Cold frames are a great way to grow healthy, fresh salad crops like lettuce, kale and spinach all winter long!
Salad crops are the perfect choice when it comes to growing in cold frames. They are quick to germinate, have short harvest times and grow best in cooler temperatures. And as a gardener, nothing is more rewarding than cutting your own fresh salads in mid-December!
What Are Cold Frames, And How Do They Work?
Cold frames are four walled structures with a clear roof. They absorb the sun’s heat through the clear roof, and warm up the growing soil during the daytime. At night, the soil releases the heat back, keeping plants safe from the freezing temps.
Cold frames are usually placed down in the soil to take advantage of the extra heat the earth walls can provide
Creating A Cold Frame
Cold frames can be made from nearly anything. Wood, brick, stone and even hay and straw bales are all excellent choices. For the top – something as simple as thick clear plastic, glass or plexiglass will work. (See : How To Build Your Own Cold Frame)
Where To Locate Cold Frames
Cold frames should be placed in a southern-facing location. They perform best when buried down 6 to 12″ inches into the soil. This helps to take full advantage of thermal ground heat.

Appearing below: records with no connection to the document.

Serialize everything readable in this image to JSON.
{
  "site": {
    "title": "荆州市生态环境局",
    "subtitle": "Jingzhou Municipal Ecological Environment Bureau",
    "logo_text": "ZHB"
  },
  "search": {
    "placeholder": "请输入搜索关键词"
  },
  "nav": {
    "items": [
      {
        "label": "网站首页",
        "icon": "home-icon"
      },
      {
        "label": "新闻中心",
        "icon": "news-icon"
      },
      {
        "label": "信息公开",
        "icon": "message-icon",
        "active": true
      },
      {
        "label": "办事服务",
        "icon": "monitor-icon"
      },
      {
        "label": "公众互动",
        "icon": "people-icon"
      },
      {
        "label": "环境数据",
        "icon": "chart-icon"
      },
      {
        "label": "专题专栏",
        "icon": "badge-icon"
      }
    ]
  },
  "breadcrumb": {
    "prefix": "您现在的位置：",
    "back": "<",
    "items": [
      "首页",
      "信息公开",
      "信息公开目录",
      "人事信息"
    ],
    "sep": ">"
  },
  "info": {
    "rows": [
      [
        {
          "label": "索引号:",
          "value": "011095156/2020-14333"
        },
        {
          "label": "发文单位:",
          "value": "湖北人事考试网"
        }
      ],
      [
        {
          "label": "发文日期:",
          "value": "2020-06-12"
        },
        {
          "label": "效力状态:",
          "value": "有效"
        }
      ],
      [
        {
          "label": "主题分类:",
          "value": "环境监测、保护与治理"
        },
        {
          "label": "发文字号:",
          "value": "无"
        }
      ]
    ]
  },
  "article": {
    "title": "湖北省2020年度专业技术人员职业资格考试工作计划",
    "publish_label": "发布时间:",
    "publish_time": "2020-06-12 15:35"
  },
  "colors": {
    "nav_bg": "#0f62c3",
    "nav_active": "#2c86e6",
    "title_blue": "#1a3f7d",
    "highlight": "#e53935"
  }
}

For a great growing medium, fill with 3 to 5 inches of garden soil and compost, or a good organic potting soil.
Planting Salad Crops
Once your cold frame in place – you can plant your salad crop seeds exactly as you would in a normal garden setting.
Once planted, controlling the temperature inside of your cold frame is the key to success.
Prop open or remove the covering on extremely warm sunny winter days. Keep it closed on cold days and frigid nights to keep heat in.
When the temperatures does take a big nose dive, you can provide extra protection for your plants by covering the top and sides with a heavy blanket.
Leaf lettuce varieties, spinach, kale and even radishes are excellent choices for your winter salad crop. We have been able to grow all of the above through some of the coldest of January temps. So don’t let the cold of winter stop you from gardening!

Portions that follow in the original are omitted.